We have been exchanging lists of what to keep, what to give up.  We've got a plan for Katherine's room (and I need to go furniture shopping for a new bed for her).  We're divvying up the kitchen things, and I have a shopping list for that, too.

But despite the fact that for more than a year we've lived separately in this house, that we have had a child custody schedule of alternate weekends, that we are very open with friends and family about the divorce, that many life changes have taken place to move us closer to divorce (including my working outside the home, and him working out of state during the week)....I'm pretty sure that the day he moves out and there are spaces where his things used to be, it's going to be a bit of a shock.

I have no regrets about the decision to divorce.  I gave it everything I had, I played by the rules, and as hard as I tried, I couldn't make the marriage work.  If Bryan begged to have me back - a VERY unlikely scenerio - I would not be tempted, because I know that our marriage was not good for either of us.

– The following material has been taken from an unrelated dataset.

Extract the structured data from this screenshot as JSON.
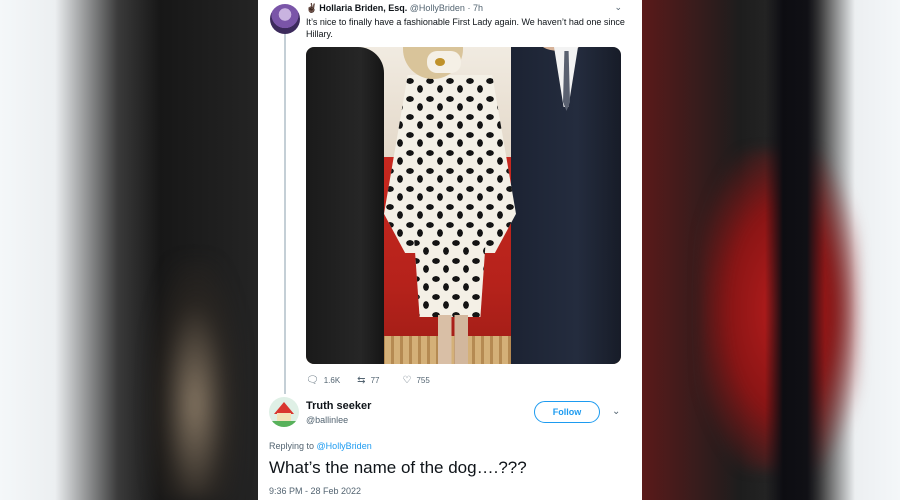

But still, some days, it's hard to believe that this is happening, that this is really my life.  Sure, I'm a capable woman who is taking charge of her future....but this is scary stuff.  Sometimes I wonder how I'll make it through.

And I'm really dreading the moment that I look in the mirror in a half empty house, and see the face of divorce.

Note: I will address the parenting aspects of this major change in another post.  Tonight, that just feels like more than I can manage.  Katherine is doing great, but I am not a fool, and every time I think about the changes in her life I feel my heart breaking.




Does this make sense to anyone, or am I truly looney to feel this way?

What has made your divorce feel more real and tangible? 

Do you ever feel like this (divorce, or other difficulty) isn't really happening to you, that somehow this can not be your life?

Thank you, dear readers, for sharing your thoughts.